Identification and characterization of a conserved erythroid-specific enhancer located in intron 8 of the human 5-aminolevulinate synthase 2 gene.

Thirty five kilobases of sequence encompassing the human erythroid 5-aminolevulinate synthase (ALAS2) gene have been determined. Analysis revealed a very low GC content, few repetitive elements, and evidence for the insertion of a reverse-transcribed mRNA sequence and a neighboring gene.
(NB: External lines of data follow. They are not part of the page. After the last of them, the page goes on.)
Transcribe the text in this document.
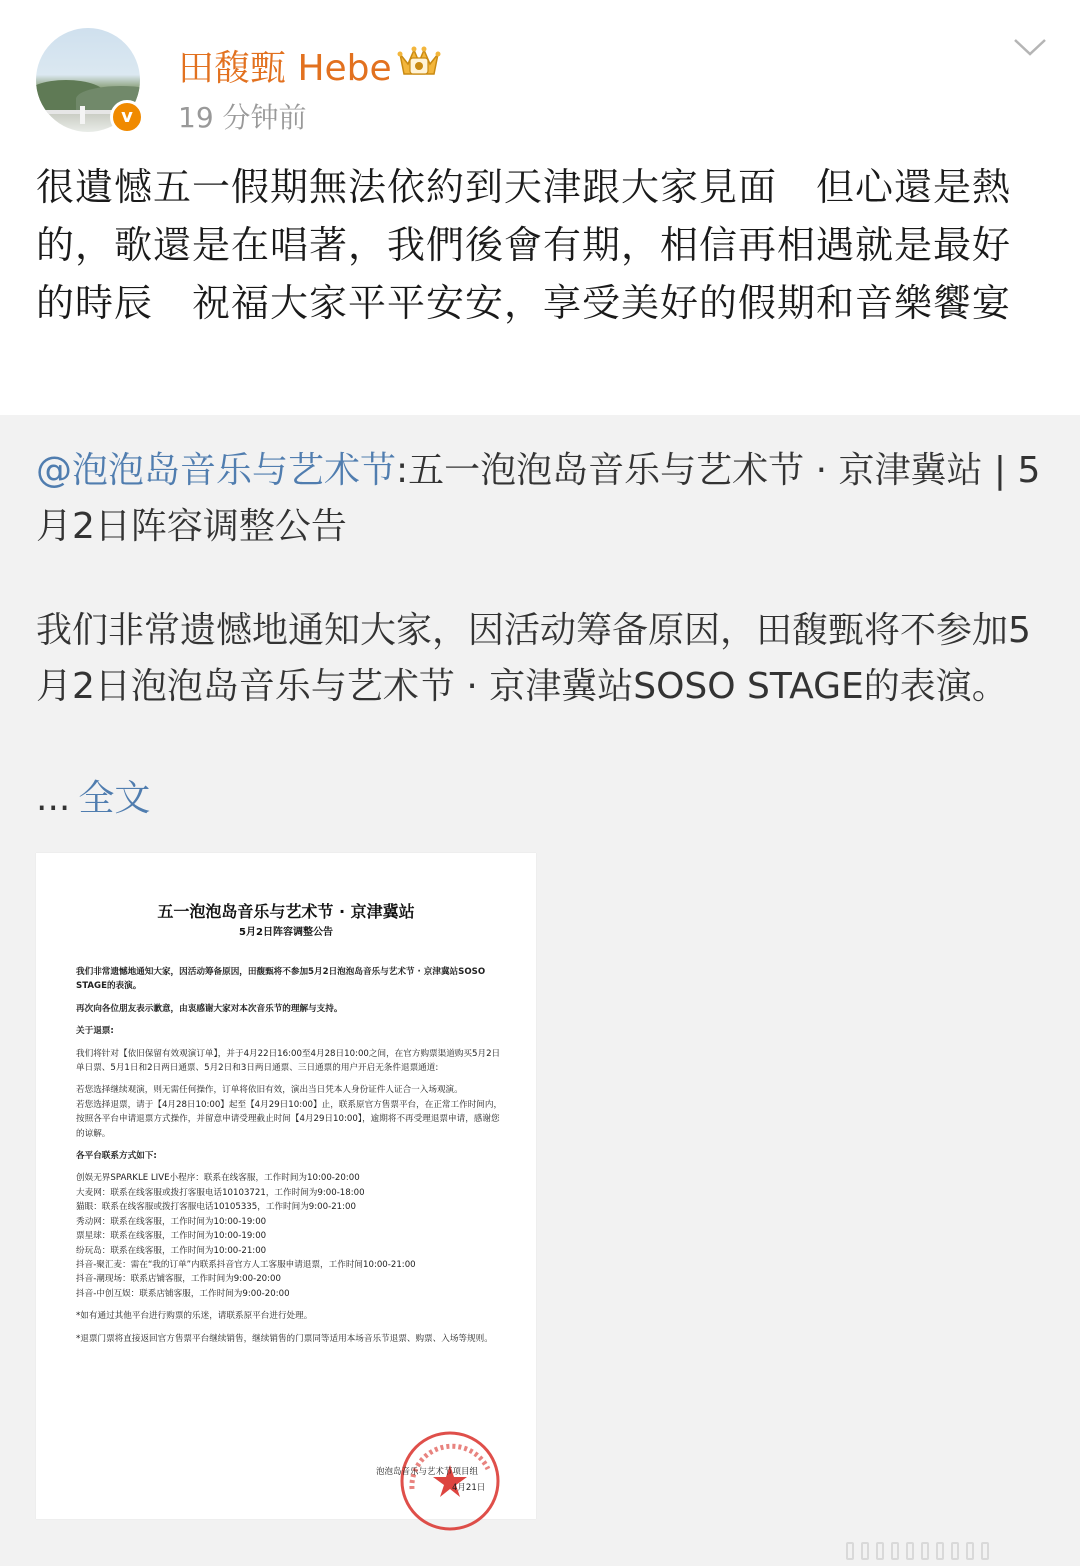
v
田馥甄 Hebe
19 分钟前
很遺憾五一假期無法依約到天津跟大家見面　但心還是熱的，歌還是在唱著，我們後會有期，相信再相遇就是最好的時辰　祝福大家平平安安，享受美好的假期和音樂饗宴
@泡泡岛音乐与艺术节:五一泡泡岛音乐与艺术节 · 京津冀站 | 5月2日阵容调整公告
我们非常遗憾地通知大家，因活动筹备原因，田馥甄将不参加5月2日泡泡岛音乐与艺术节 · 京津冀站SOSO STAGE的表演。
... 全文
五一泡泡岛音乐与艺术节 · 京津冀站
5月2日阵容调整公告

我们非常遗憾地通知大家，因活动筹备原因，田馥甄将不参加5月2日泡泡岛音乐与艺术节 · 京津冀站SOSO STAGE的表演。

再次向各位朋友表示歉意，由衷感谢大家对本次音乐节的理解与支持。

关于退票:

我们将针对【依旧保留有效观演订单】，并于4月22日16:00至4月28日10:00之间，在官方购票渠道购买5月2日单日票、5月1日和2日两日通票、5月2日和3日两日通票、三日通票的用户开启无条件退票通道:

若您选择继续观演，则无需任何操作，订单将依旧有效，演出当日凭本人身份证件人证合一入场观演。

若您选择退票，请于【4月28日10:00】起至【4月29日10:00】止，联系原官方售票平台，在正常工作时间内，按照各平台申请退票方式操作，并留意申请受理截止时间【4月29日10:00】，逾期将不再受理退票申请，感谢您的谅解。

各平台联系方式如下:

创娱无界SPARKLE LIVE小程序：联系在线客服，工作时间为10:00-20:00

大麦网：联系在线客服或拨打客服电话10103721，工作时间为9:00-18:00

猫眼：联系在线客服或拨打客服电话10105335，工作时间为9:00-21:00

秀动网：联系在线客服，工作时间为10:00-19:00

票星球：联系在线客服，工作时间为10:00-19:00

纷玩岛：联系在线客服，工作时间为10:00-21:00

抖音-聚汇麦：需在“我的订单”内联系抖音官方人工客服申请退票，工作时间10:00-21:00

抖音-潮现场：联系店铺客服，工作时间为9:00-20:00

抖音-中创互娱：联系店铺客服，工作时间为9:00-20:00

*如有通过其他平台进行购票的乐迷，请联系原平台进行处理。

*退票门票将直接返回官方售票平台继续销售，继续销售的门票同等适用本场音乐节退票、购票、入场等规则。

泡泡岛音乐与艺术节项目组
4月21日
We have investigated whether introns 1, 3, and 8, which correspond to DNase I-hypersensitivity sites in the structurally related mouse ALAS2 gene, affect expression of the human ALAS2 promoter in transient expression assays. Whereas intron 3 was marginally inhibitory, introns 1 and 8 of the human gene stimulated promoter activity. Intron 8 harbored a strong erythroid-specific enhancer activity which was orientation-dependent. Deletion analysis of this region localized enhancer activity to a fragment of 239 base pairs. Transcription factor binding sites clustered within this region include GATA motifs and CACCC boxes, critical regulatory sequences of many erythroid cell-expressed genes. These sites were also identified in the corresponding intron of both the murine and canine ALAS2 genes. Mutagenesis of these conserved sites in the human intron 8 sequence and transient expression analysis in erythroid cells established the functional importance of one GATA motif and two CACCC boxes. The GATA motif bound GATA-1 in vitro. The two functional CACCC boxes each bound Sp1 or a related protein in vitro, but binding of the erythroid Krüppel-like factor and the basic Krüppel-like factor could not be detected. The intron 8 enhancer region was not activated by GATA-1 together with Sp1 in transactivation experiments in COS-1 cells indicating the involvement of a related Sp1 protein or of another unidentified erythroid factor. Overall, these results demonstrate that a GATA-1- binding site and CACCC boxes located within the human ALAS2 intron 8 are critical for the erythroid-specific enhancer activity in transfected erythroid cells, and due to the conserved nature of these binding sites across species, it seems likely that these sites play a functional role in the tissue-restricted expression of the gene in vivo.[1]